The argument could be made that the architect should be catching these kinds of issues but the reality is that it doesn’t always happen.  Or maybe you just got a code drop from a contractor that insisted on developing in stealth mode up until the last minute and now you need to critique the whole thing.  Whatever path got you there, sometimes you just need to review an entire product or module.  There are tools to do this such as Atlassian’s Crucible and Codifferous but they may end up costing money (particularly if your repos are private) and may require you to run your own servers…not the ideal scenario for private work or small, unfunded collaborations.

The Solution

Here’s a workflow that allows any file in a Bitbucket repository to be reviewed as part of a single code review and requires no extra tools:

  1. Architect (or repo owner, etc.) branches the repository of interest at the desired revision and name it something like FullCodeReview_07_10_2014.
  2. Architect checks out the new branch and defines the scope of the review by adding comments to the source files.  I’d suggest formatting the comments like this:
    // CREVIEW <Reviewer's Initials>: <Reviewer's comment(s)>

    (The utility of the CREVIEW prefix becomes obvious in step 8)

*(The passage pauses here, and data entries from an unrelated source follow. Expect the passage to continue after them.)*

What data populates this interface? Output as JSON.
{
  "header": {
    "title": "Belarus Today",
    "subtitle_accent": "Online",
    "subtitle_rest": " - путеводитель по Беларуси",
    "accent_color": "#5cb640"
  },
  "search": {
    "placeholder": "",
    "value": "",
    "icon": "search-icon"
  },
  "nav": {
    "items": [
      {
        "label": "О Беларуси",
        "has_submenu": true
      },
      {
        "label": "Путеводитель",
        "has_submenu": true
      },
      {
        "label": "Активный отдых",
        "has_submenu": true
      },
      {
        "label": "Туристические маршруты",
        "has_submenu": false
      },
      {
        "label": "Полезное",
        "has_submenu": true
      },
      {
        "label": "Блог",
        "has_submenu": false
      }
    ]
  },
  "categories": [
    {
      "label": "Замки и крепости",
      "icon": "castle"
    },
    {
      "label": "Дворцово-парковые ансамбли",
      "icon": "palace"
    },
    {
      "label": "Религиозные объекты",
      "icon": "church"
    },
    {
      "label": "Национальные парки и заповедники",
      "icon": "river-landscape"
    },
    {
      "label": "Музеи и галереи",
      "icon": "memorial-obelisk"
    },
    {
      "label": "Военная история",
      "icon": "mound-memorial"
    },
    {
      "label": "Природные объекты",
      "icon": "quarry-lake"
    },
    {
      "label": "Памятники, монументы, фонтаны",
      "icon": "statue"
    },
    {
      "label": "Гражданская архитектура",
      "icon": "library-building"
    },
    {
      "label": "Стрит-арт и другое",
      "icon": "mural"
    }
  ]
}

  3. Architect pushes changes back into the remote repo and issues a Pull Request back to whatever branch the code review branch was created off of, adding code review participants to that Pull Request.
  4. Participants either check out the code and add comments to new source files or sections (if they want to increase the scope of the code review) or add comments on the sections tagged via comments by the Architect directly to the Pull Request using Bitbucket’s built in code review tools.
  5. Participants push changes made to the source back to the remote repo for FullCodeReview_07_10_2014.  Changes should generally consist only of CREVIEW comments but could also include actual code changes if the goal of the review is to make changes as you go.
  6. Repeat steps 4-5 as many times as necessary to conclude the review.
  7. If the goal of the code review was to generate work, create bugs, stories or whatever your team uses to track work to be done and then either tag and delete the code review branch or if you aren’t worried about branch clutter leave the branch there and go back to working on another branch.  If you don’t care about preserving the history of the code review you could also just delete the FullCodeReview_07_10_2014 branch.
  8. If the final state of the code review branch includes changes that should be kept, the Architect should first remove all CREVIEW comments (this should be very easy to do since they all share the same unique prefix) then commit and then merge the original Pull Request.  At this point it should be safe to just delete the FullCodeReview_07_10_2014 branch.

There is a caveat; this workflow will not work across multiple repositories…a limitation that includes submodules.  In practice this is not typically a problem but it’s still worth pointing out.